Он вообще умилялся Тренькиной бесхребетностью. Еще недавно тот крестил на чем свет стоит Ермака, когда ходил стрелецким пятидесятником. А сейчас, получив атаманство, встал за него горой. Вот что тут поделаешь!..

Казаки и мужики притихли, настороженно прислушиваясь к их перебранке. Такие речи они слышали не часто. Они будоражили их, вызывая неосознанное чувство страха перед властью государя.

– Спать пора, – прервал их проводник. – Дорога завтра далеча.

Разговоры в становой избе иссякли.

Какое-то время из угла, где устроился Тренька, еще слышалось невнятное бормотание: «Именитые… Тоже мне… Острожков понастроили… Вольность дали!
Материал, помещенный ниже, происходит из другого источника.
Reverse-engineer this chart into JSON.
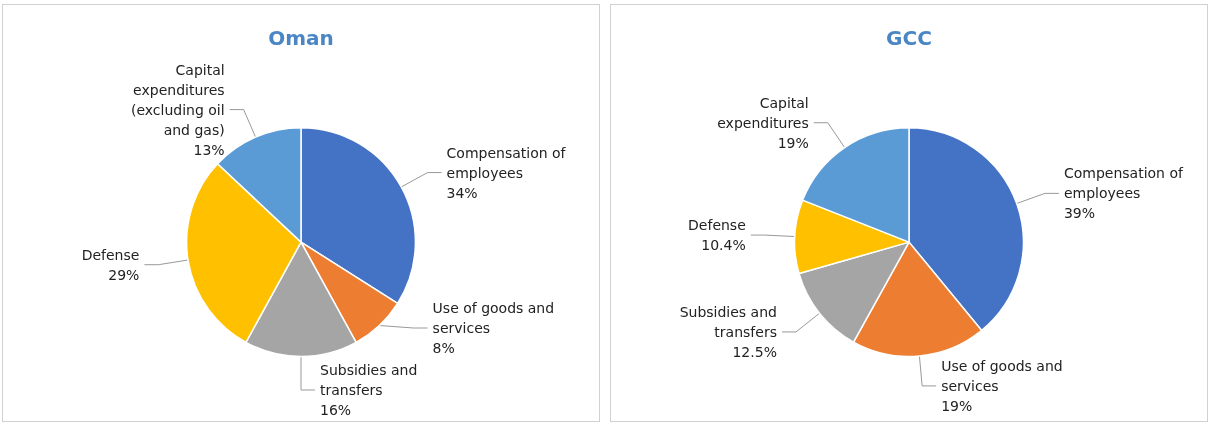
{
  "chart_data": [
    {
      "type": "pie",
      "title": "Oman",
      "categories": [
        "Compensation of employees",
        "Use of goods and services",
        "Subsidies and transfers",
        "Defense",
        "Capital expenditures (excluding oil and gas)"
      ],
      "values": [
        34,
        8,
        16,
        29,
        13
      ],
      "colors": [
        "#4472c4",
        "#ed7d31",
        "#a5a5a5",
        "#ffc000",
        "#5b9bd5"
      ],
      "value_labels": [
        "34%",
        "8%",
        "16%",
        "29%",
        "13%"
      ]
    },
    {
      "type": "pie",
      "title": "GCC",
      "categories": [
        "Compensation of employees",
        "Use of goods and services",
        "Subsidies and transfers",
        "Defense",
        "Capital expenditures"
      ],
      "values": [
        39,
        19,
        12.5,
        10.4,
        19
      ],
      "colors": [
        "#4472c4",
        "#ed7d31",
        "#a5a5a5",
        "#ffc000",
        "#5b9bd5"
      ],
      "value_labels": [
        "39%",
        "19%",
        "12.5%",
        "10.4%",
        "19%"
      ]
    }
  ]
}
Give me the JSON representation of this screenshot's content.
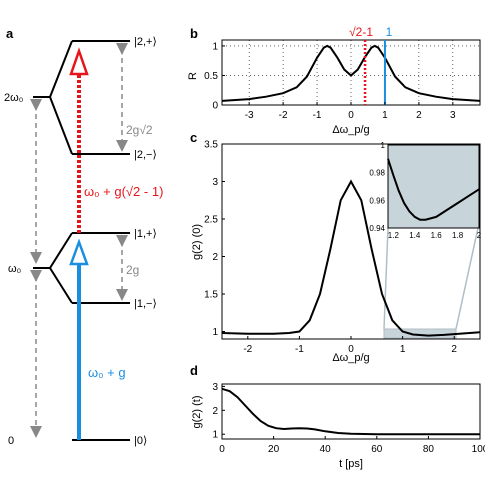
{
  "panels": {
    "a": {
      "label": "a",
      "left_labels": [
        "2ω₀",
        "ω₀",
        "0"
      ],
      "states": [
        "|2,+⟩",
        "|2,−⟩",
        "|1,+⟩",
        "|1,−⟩",
        "|0⟩"
      ],
      "splitting_1": "2g",
      "splitting_2": "2g√2",
      "transition_red": "ω₀ + g(√2 - 1)",
      "transition_blue": "ω₀ + g",
      "colors": {
        "red": "#e8141c",
        "blue": "#1a8fe0",
        "grey": "#888888"
      }
    },
    "b": {
      "label": "b",
      "ylabel": "R",
      "xlabel": "Δω_p/g",
      "marker_red": "√2-1",
      "marker_blue": "1",
      "xticks": [
        "-3",
        "-2",
        "-1",
        "0",
        "1",
        "2",
        "3"
      ],
      "yticks": [
        "0",
        "0.5",
        "1"
      ]
    },
    "c": {
      "label": "c",
      "ylabel": "g(2) (0)",
      "xlabel": "Δω_p/g",
      "xticks": [
        "-2",
        "-1",
        "0",
        "1",
        "2"
      ],
      "yticks": [
        "1",
        "1.5",
        "2",
        "2.5",
        "3",
        "3.5"
      ],
      "inset_xticks": [
        "1.2",
        "1.4",
        "1.6",
        "1.8",
        "2"
      ],
      "inset_yticks": [
        "1",
        "0.98",
        "0.96",
        "0.94"
      ]
    },
    "d": {
      "label": "d",
      "ylabel": "g(2) (t)",
      "xlabel": "t  [ps]",
      "xticks": [
        "0",
        "20",
        "40",
        "60",
        "80",
        "100"
      ],
      "yticks": [
        "1",
        "2",
        "3"
      ]
    }
  },
  "chart_data": [
    {
      "type": "line",
      "panel": "b",
      "x": [
        -3.8,
        -3,
        -2.5,
        -2,
        -1.6,
        -1.3,
        -1.0,
        -0.8,
        -0.7,
        -0.6,
        -0.4,
        -0.2,
        0,
        0.2,
        0.4,
        0.6,
        0.7,
        0.8,
        1.0,
        1.3,
        1.6,
        2,
        2.5,
        3,
        3.8
      ],
      "y": [
        0.07,
        0.1,
        0.14,
        0.2,
        0.3,
        0.48,
        0.8,
        0.97,
        1.0,
        0.97,
        0.8,
        0.6,
        0.5,
        0.6,
        0.8,
        0.97,
        1.0,
        0.97,
        0.8,
        0.48,
        0.3,
        0.2,
        0.14,
        0.1,
        0.07
      ],
      "xlim": [
        -3.8,
        3.8
      ],
      "ylim": [
        0,
        1.1
      ],
      "vlines": [
        {
          "x": 0.414,
          "style": "dotted",
          "color": "red"
        },
        {
          "x": 1.0,
          "style": "solid",
          "color": "blue"
        }
      ],
      "grid": true
    },
    {
      "type": "line",
      "panel": "c",
      "x": [
        -2.5,
        -2.0,
        -1.5,
        -1.2,
        -1.0,
        -0.8,
        -0.6,
        -0.4,
        -0.2,
        0,
        0.2,
        0.4,
        0.6,
        0.8,
        1.0,
        1.2,
        1.5,
        1.8,
        2.0,
        2.5
      ],
      "y": [
        0.98,
        0.97,
        0.97,
        0.98,
        1.0,
        1.15,
        1.5,
        2.1,
        2.75,
        3.0,
        2.75,
        2.1,
        1.5,
        1.15,
        1.0,
        0.96,
        0.945,
        0.955,
        0.965,
        0.99
      ],
      "xlim": [
        -2.5,
        2.5
      ],
      "ylim": [
        0.9,
        3.5
      ]
    },
    {
      "type": "line",
      "panel": "c-inset",
      "x": [
        1.15,
        1.2,
        1.25,
        1.3,
        1.35,
        1.4,
        1.45,
        1.5,
        1.6,
        1.7,
        1.8,
        1.9,
        2.0
      ],
      "y": [
        0.99,
        0.978,
        0.967,
        0.958,
        0.952,
        0.948,
        0.946,
        0.946,
        0.948,
        0.953,
        0.958,
        0.963,
        0.968
      ],
      "xlim": [
        1.15,
        2.0
      ],
      "ylim": [
        0.94,
        1.0
      ]
    },
    {
      "type": "line",
      "panel": "d",
      "x": [
        0,
        3,
        6,
        9,
        12,
        15,
        18,
        21,
        24,
        27,
        30,
        33,
        36,
        40,
        45,
        50,
        55,
        60,
        70,
        80,
        90,
        100
      ],
      "y": [
        2.9,
        2.8,
        2.55,
        2.2,
        1.85,
        1.55,
        1.35,
        1.25,
        1.22,
        1.24,
        1.25,
        1.24,
        1.2,
        1.12,
        1.05,
        1.02,
        1.01,
        1.0,
        1.0,
        1.0,
        1.0,
        1.0
      ],
      "xlim": [
        0,
        100
      ],
      "ylim": [
        0.8,
        3.1
      ]
    }
  ]
}
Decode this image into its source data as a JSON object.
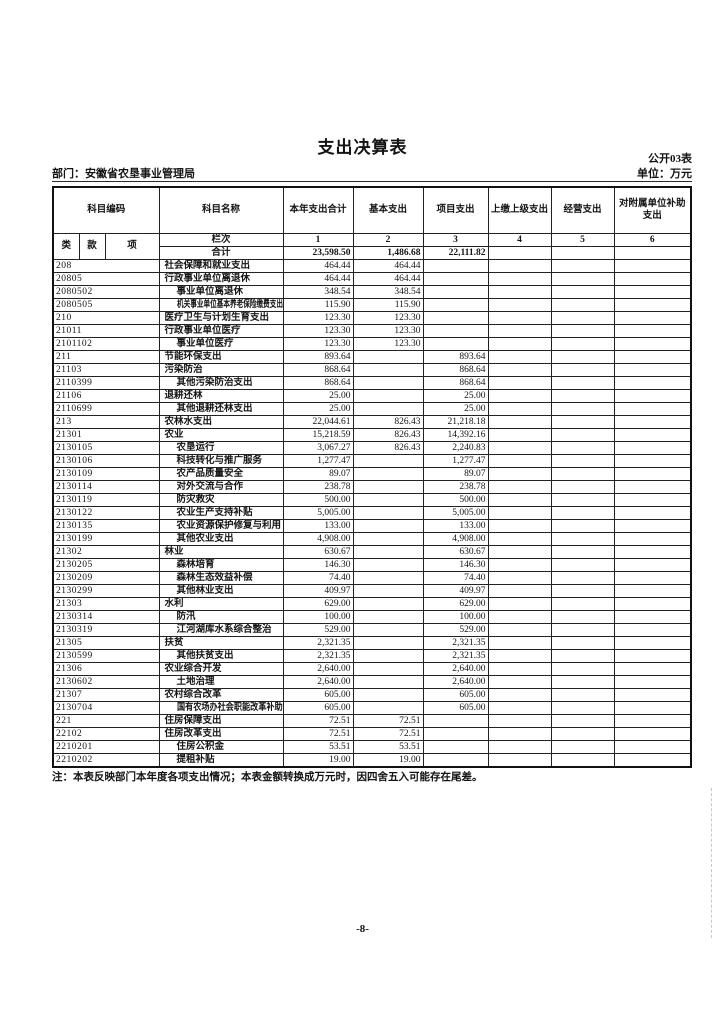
{
  "page": {
    "title": "支出决算表",
    "table_code": "公开03表",
    "department_line": "部门：安徽省农垦事业管理局",
    "unit_line": "单位：万元",
    "note": "注：本表反映部门本年度各项支出情况；本表金额转换成万元时，因四舍五入可能存在尾差。",
    "page_number": "-8-",
    "colors": {
      "ink": "#141414",
      "paper": "#ffffff"
    }
  },
  "table": {
    "headers": {
      "subject_code": "科目编码",
      "subject_name": "科目名称",
      "col1": "本年支出合计",
      "col2": "基本支出",
      "col3": "项目支出",
      "col4": "上缴上级支出",
      "col5": "经营支出",
      "col6": "对附属单位补助支出",
      "sub": [
        "类",
        "款",
        "项"
      ],
      "lanci": "栏次",
      "col_numbers": [
        "1",
        "2",
        "3",
        "4",
        "5",
        "6"
      ]
    },
    "total_row": {
      "name": "合计",
      "c1": "23,598.50",
      "c2": "1,486.68",
      "c3": "22,111.82",
      "c4": "",
      "c5": "",
      "c6": ""
    },
    "rows": [
      {
        "code": "208",
        "name": "社会保障和就业支出",
        "indent": 0,
        "c1": "464.44",
        "c2": "464.44",
        "c3": "",
        "c4": "",
        "c5": "",
        "c6": ""
      },
      {
        "code": "20805",
        "name": "行政事业单位离退休",
        "indent": 0,
        "c1": "464.44",
        "c2": "464.44",
        "c3": "",
        "c4": "",
        "c5": "",
        "c6": ""
      },
      {
        "code": "2080502",
        "name": "事业单位离退休",
        "indent": 1,
        "c1": "348.54",
        "c2": "348.54",
        "c3": "",
        "c4": "",
        "c5": "",
        "c6": ""
      },
      {
        "code": "2080505",
        "name": "机关事业单位基本养老保险缴费支出",
        "indent": 1,
        "c1": "115.90",
        "c2": "115.90",
        "c3": "",
        "c4": "",
        "c5": "",
        "c6": ""
      },
      {
        "code": "210",
        "name": "医疗卫生与计划生育支出",
        "indent": 0,
        "c1": "123.30",
        "c2": "123.30",
        "c3": "",
        "c4": "",
        "c5": "",
        "c6": ""
      },
      {
        "code": "21011",
        "name": "行政事业单位医疗",
        "indent": 0,
        "c1": "123.30",
        "c2": "123.30",
        "c3": "",
        "c4": "",
        "c5": "",
        "c6": ""
      },
      {
        "code": "2101102",
        "name": "事业单位医疗",
        "indent": 1,
        "c1": "123.30",
        "c2": "123.30",
        "c3": "",
        "c4": "",
        "c5": "",
        "c6": ""
      },
      {
        "code": "211",
        "name": "节能环保支出",
        "indent": 0,
        "c1": "893.64",
        "c2": "",
        "c3": "893.64",
        "c4": "",
        "c5": "",
        "c6": ""
      },
      {
        "code": "21103",
        "name": "污染防治",
        "indent": 0,
        "c1": "868.64",
        "c2": "",
        "c3": "868.64",
        "c4": "",
        "c5": "",
        "c6": ""
      },
      {
        "code": "2110399",
        "name": "其他污染防治支出",
        "indent": 1,
        "c1": "868.64",
        "c2": "",
        "c3": "868.64",
        "c4": "",
        "c5": "",
        "c6": ""
      },
      {
        "code": "21106",
        "name": "退耕还林",
        "indent": 0,
        "c1": "25.00",
        "c2": "",
        "c3": "25.00",
        "c4": "",
        "c5": "",
        "c6": ""
      },
      {
        "code": "2110699",
        "name": "其他退耕还林支出",
        "indent": 1,
        "c1": "25.00",
        "c2": "",
        "c3": "25.00",
        "c4": "",
        "c5": "",
        "c6": ""
      },
      {
        "code": "213",
        "name": "农林水支出",
        "indent": 0,
        "c1": "22,044.61",
        "c2": "826.43",
        "c3": "21,218.18",
        "c4": "",
        "c5": "",
        "c6": ""
      },
      {
        "code": "21301",
        "name": "农业",
        "indent": 0,
        "c1": "15,218.59",
        "c2": "826.43",
        "c3": "14,392.16",
        "c4": "",
        "c5": "",
        "c6": ""
      },
      {
        "code": "2130105",
        "name": "农垦运行",
        "indent": 1,
        "c1": "3,067.27",
        "c2": "826.43",
        "c3": "2,240.83",
        "c4": "",
        "c5": "",
        "c6": ""
      },
      {
        "code": "2130106",
        "name": "科技转化与推广服务",
        "indent": 1,
        "c1": "1,277.47",
        "c2": "",
        "c3": "1,277.47",
        "c4": "",
        "c5": "",
        "c6": ""
      },
      {
        "code": "2130109",
        "name": "农产品质量安全",
        "indent": 1,
        "c1": "89.07",
        "c2": "",
        "c3": "89.07",
        "c4": "",
        "c5": "",
        "c6": ""
      },
      {
        "code": "2130114",
        "name": "对外交流与合作",
        "indent": 1,
        "c1": "238.78",
        "c2": "",
        "c3": "238.78",
        "c4": "",
        "c5": "",
        "c6": ""
      },
      {
        "code": "2130119",
        "name": "防灾救灾",
        "indent": 1,
        "c1": "500.00",
        "c2": "",
        "c3": "500.00",
        "c4": "",
        "c5": "",
        "c6": ""
      },
      {
        "code": "2130122",
        "name": "农业生产支持补贴",
        "indent": 1,
        "c1": "5,005.00",
        "c2": "",
        "c3": "5,005.00",
        "c4": "",
        "c5": "",
        "c6": ""
      },
      {
        "code": "2130135",
        "name": "农业资源保护修复与利用",
        "indent": 1,
        "c1": "133.00",
        "c2": "",
        "c3": "133.00",
        "c4": "",
        "c5": "",
        "c6": ""
      },
      {
        "code": "2130199",
        "name": "其他农业支出",
        "indent": 1,
        "c1": "4,908.00",
        "c2": "",
        "c3": "4,908.00",
        "c4": "",
        "c5": "",
        "c6": ""
      },
      {
        "code": "21302",
        "name": "林业",
        "indent": 0,
        "c1": "630.67",
        "c2": "",
        "c3": "630.67",
        "c4": "",
        "c5": "",
        "c6": ""
      },
      {
        "code": "2130205",
        "name": "森林培育",
        "indent": 1,
        "c1": "146.30",
        "c2": "",
        "c3": "146.30",
        "c4": "",
        "c5": "",
        "c6": ""
      },
      {
        "code": "2130209",
        "name": "森林生态效益补偿",
        "indent": 1,
        "c1": "74.40",
        "c2": "",
        "c3": "74.40",
        "c4": "",
        "c5": "",
        "c6": ""
      },
      {
        "code": "2130299",
        "name": "其他林业支出",
        "indent": 1,
        "c1": "409.97",
        "c2": "",
        "c3": "409.97",
        "c4": "",
        "c5": "",
        "c6": ""
      },
      {
        "code": "21303",
        "name": "水利",
        "indent": 0,
        "c1": "629.00",
        "c2": "",
        "c3": "629.00",
        "c4": "",
        "c5": "",
        "c6": ""
      },
      {
        "code": "2130314",
        "name": "防汛",
        "indent": 1,
        "c1": "100.00",
        "c2": "",
        "c3": "100.00",
        "c4": "",
        "c5": "",
        "c6": ""
      },
      {
        "code": "2130319",
        "name": "江河湖库水系综合整治",
        "indent": 1,
        "c1": "529.00",
        "c2": "",
        "c3": "529.00",
        "c4": "",
        "c5": "",
        "c6": ""
      },
      {
        "code": "21305",
        "name": "扶贫",
        "indent": 0,
        "c1": "2,321.35",
        "c2": "",
        "c3": "2,321.35",
        "c4": "",
        "c5": "",
        "c6": ""
      },
      {
        "code": "2130599",
        "name": "其他扶贫支出",
        "indent": 1,
        "c1": "2,321.35",
        "c2": "",
        "c3": "2,321.35",
        "c4": "",
        "c5": "",
        "c6": ""
      },
      {
        "code": "21306",
        "name": "农业综合开发",
        "indent": 0,
        "c1": "2,640.00",
        "c2": "",
        "c3": "2,640.00",
        "c4": "",
        "c5": "",
        "c6": ""
      },
      {
        "code": "2130602",
        "name": "土地治理",
        "indent": 1,
        "c1": "2,640.00",
        "c2": "",
        "c3": "2,640.00",
        "c4": "",
        "c5": "",
        "c6": ""
      },
      {
        "code": "21307",
        "name": "农村综合改革",
        "indent": 0,
        "c1": "605.00",
        "c2": "",
        "c3": "605.00",
        "c4": "",
        "c5": "",
        "c6": ""
      },
      {
        "code": "2130704",
        "name": "国有农场办社会职能改革补助",
        "indent": 1,
        "c1": "605.00",
        "c2": "",
        "c3": "605.00",
        "c4": "",
        "c5": "",
        "c6": ""
      },
      {
        "code": "221",
        "name": "住房保障支出",
        "indent": 0,
        "c1": "72.51",
        "c2": "72.51",
        "c3": "",
        "c4": "",
        "c5": "",
        "c6": ""
      },
      {
        "code": "22102",
        "name": "住房改革支出",
        "indent": 0,
        "c1": "72.51",
        "c2": "72.51",
        "c3": "",
        "c4": "",
        "c5": "",
        "c6": ""
      },
      {
        "code": "2210201",
        "name": "住房公积金",
        "indent": 1,
        "c1": "53.51",
        "c2": "53.51",
        "c3": "",
        "c4": "",
        "c5": "",
        "c6": ""
      },
      {
        "code": "2210202",
        "name": "提租补贴",
        "indent": 1,
        "c1": "19.00",
        "c2": "19.00",
        "c3": "",
        "c4": "",
        "c5": "",
        "c6": ""
      }
    ]
  }
}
Промашка то, государь…»

Но и оно вскоре сменилось переливами здорового храпа.

Рядом с избой, в темном холодном сарае, мерно хрустели сеном лошади. Вокруг стана теснились высокие ели, было тихо и морозно. Крохотный ямской стан, занесенный сугробами, погрузился в сонное молчание долгой северной зимней ночи.

Рано утром, еще до рассвета, обоз двинулся дальше.

В безветренной и стылой тайге далеко окрест разносится ритмичный скрип саней и громкие голоса ездовых. Обоз сургутских потащился длинной вереницей саней сначала вдоль левого берега Ляли. Не доходя устья Разсохи, он повернул на речку Мостовую.

Здесь, как обычно, остановились, сделали привал, напоили и подкормили лошадей.

– Туда пошла Тура, – показал проводник на восток. – А нам на Калачик. Там недалече и городок.

– Летом здесь дорога, похоже, пропащая? – спросил Тренька его.

– Да-а, грязна, – согласился тот. – По Туре трижды возятся и дважды бродят. Осенью лошадей плавят, так сильно зябнут… Однако скорее надо бы: к стану до Кичигов[13] дойти бы.

Под заснеженными шапками елей снова послышался ритмичный скрип саней, глухой стук копыт. И над обозом, кудрявясь, повис легкий парок, вырываясь из заиндевелых ноздрей уставших лошадей.

Санный обоз пересек речку Калачик, и ямские охотники погнали лошадей, чтобы засветло добраться до жилья.

За долгую дорогу Тренька отоспался и, мучаясь от скуки, залез было в сани к Пущину. Но угрюмый вид того нагнал на него еще большую тоску, и он перебрался к Андрюшке, чтобы там почесать язык.

Разговоры с «литвином» всегда щекотали нервы атаману от острого ощущения недозволенного, когда словно ходишь по краю обрыва, зная, что туда можно и свалиться. На его удивление литвин свободно говорил о том, чего тот же сотник избегал касаться, а если говорил, то как будто рубил топором: раз и отсек. От этого с Пущиным было невыносимо тошно. В санях же у Андрюшки он находил понимание, и оттуда порой слышался его громкий голос, срывающийся на крик. А кричал он на того же Андрюшку. Чаще же там подолгу стояла тишина: они о чем-то доверительно судачили, понизив голоса.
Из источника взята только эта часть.